Not all pack sizes may be marketed.
No special requirements.
Any unused medicinal product or waste material should be disposed of in accordance with local requirements.
PATIENT COUNSELING INFORMATION
Advise the patient and/or caregiver to read the approved patient labeling (Package Leaflet and Instructions for Use).
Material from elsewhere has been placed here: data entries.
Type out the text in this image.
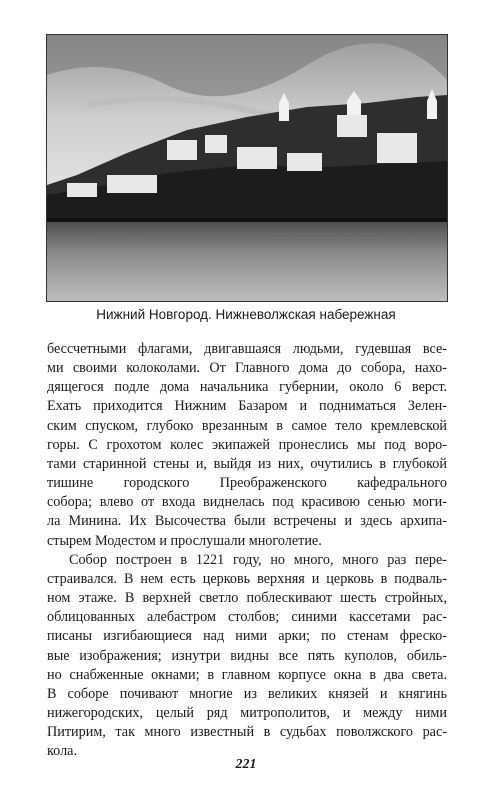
Нижний Новгород. Нижневолжская набережная
бессчетными флагами, двигавшаяся людьми, гудевшая все-
ми своими колоколами. От Главного дома до собора, нахо-
дящегося подле дома начальника губернии, около 6 верст.
Ехать приходится Нижним Базаром и подниматься Зелен-
ским спуском, глубоко врезанным в самое тело кремлевской
горы. С грохотом колес экипажей пронеслись мы под воро-
тами старинной стены и, выйдя из них, очутились в глубокой
тишине городского Преображенского кафедрального
собора; влево от входа виднелась под красивою сенью моги-
ла Минина. Их Высочества были встречены и здесь архипа-
стырем Модестом и прослушали многолетие.
Собор построен в 1221 году, но много, много раз пере-
страивался. В нем есть церковь верхняя и церковь в подваль-
ном этаже. В верхней светло поблескивают шесть стройных,
облицованных алебастром столбов; синими кассетами рас-
писаны изгибающиеся над ними арки; по стенам фреско-
вые изображения; изнутри видны все пять куполов, обиль-
но снабженные окнами; в главном корпусе окна в два света.
В соборе почивают многие из великих князей и княгинь
нижегородских, целый ряд митрополитов, и между ними
Питирим, так много известный в судьбах поволжского рас-
кола.
221
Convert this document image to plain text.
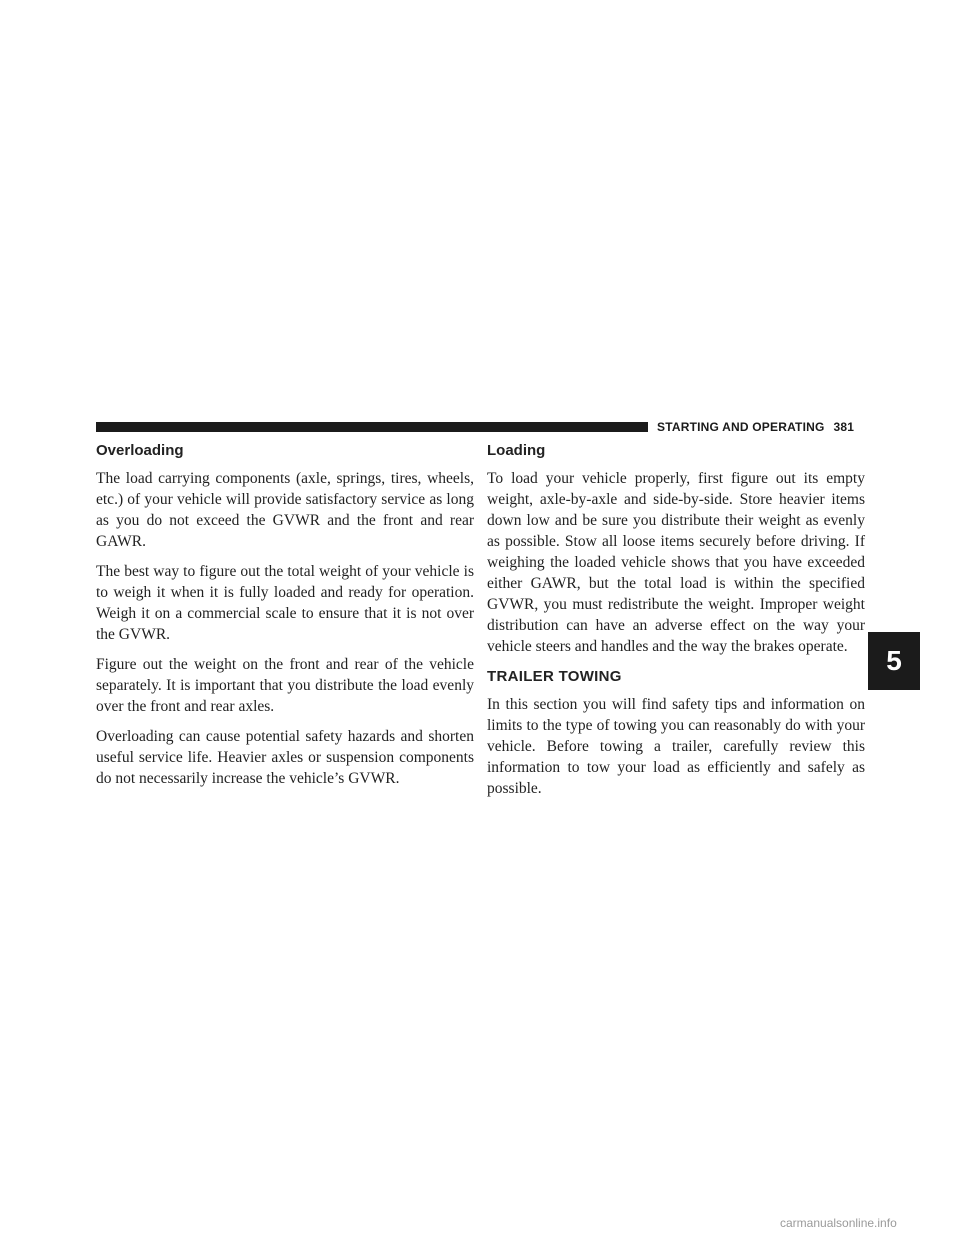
STARTING AND OPERATING 381
Overloading

The load carrying components (axle, springs, tires, wheels, etc.) of your vehicle will provide satisfactory service as long as you do not exceed the GVWR and the front and rear GAWR.

The best way to figure out the total weight of your vehicle is to weigh it when it is fully loaded and ready for operation. Weigh it on a commercial scale to ensure that it is not over the GVWR.

Figure out the weight on the front and rear of the vehicle separately. It is important that you distribute the load evenly over the front and rear axles.

Overloading can cause potential safety hazards and shorten useful service life. Heavier axles or suspension components do not necessarily increase the vehicle’s GVWR.

Loading

To load your vehicle properly, first figure out its empty weight, axle-by-axle and side-by-side. Store heavier items down low and be sure you distribute their weight as evenly as possible. Stow all loose items securely before driving. If weighing the loaded vehicle shows that you have exceeded either GAWR, but the total load is within the specified GVWR, you must redistribute the weight. Improper weight distribution can have an adverse effect on the way your vehicle steers and handles and the way the brakes operate.

TRAILER TOWING

In this section you will find safety tips and information on limits to the type of towing you can reasonably do with your vehicle. Before towing a trailer, carefully review this information to tow your load as efficiently and safely as possible.

5
carmanualsonline.info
Hypersensitivity Reactions
Advise patients to discontinue OMVOH and seek immediate medical attention if they experience any symptoms of serious hypersensitivity reactions [see Special warnings and precautions for use (4.4)].
Infections
Advise patients that OMVOH may lower the ability of their immune system to fight infections and to contact their healthcare provider immediately if they develop any symptoms of infection [see Special warnings and precautions for use (4.4)].
Tuberculosis
Advise patients to contact their healthcare provider if they experience symptoms suggestive of TB (e.g., unexplained fever, cough, or difficulty breathing) [see Special warnings and precautions for use (4.4)].
Hepatotoxicity
Inform patients that OMVOH may cause liver injury. Advise patients to seek immediate medical attention if they experience symptoms suggestive of liver dysfunction (e.g., unexplained rash, nausea, vomiting, abdominal pain, fatigue, anorexia, or jaundice and/or dark urine) [see Special warnings and precautions for use (4.4)].
Immunizations
Advise patients that vaccination with live vaccines is not recommended during OMVOH treatment and immediately prior to or after OMVOH treatment. Medications that interact with the immune system may increase the risk of infection following administration of live vaccines. Instruct patients to inform their healthcare provider that they are taking OMVOH prior to receiving a vaccination [see Special warnings and precautions for use (4.4)].
Pregnancy
Advise patients who are exposed to OMVOH during pregnancy to contact their healthcare provider.
Administration
Instruct patients in preparation and administration of OMVOH, including choosing anatomical sites for subcutaneous administration, and proper subcutaneous injection technique. Instruct patients in the technique of pen or syringe disposal [see Instructions for Use].
Instruct patients or caregivers to administer two 100 mg prefilled pens or prefilled syringes to achieve the full 200 mg dose of OMVOH.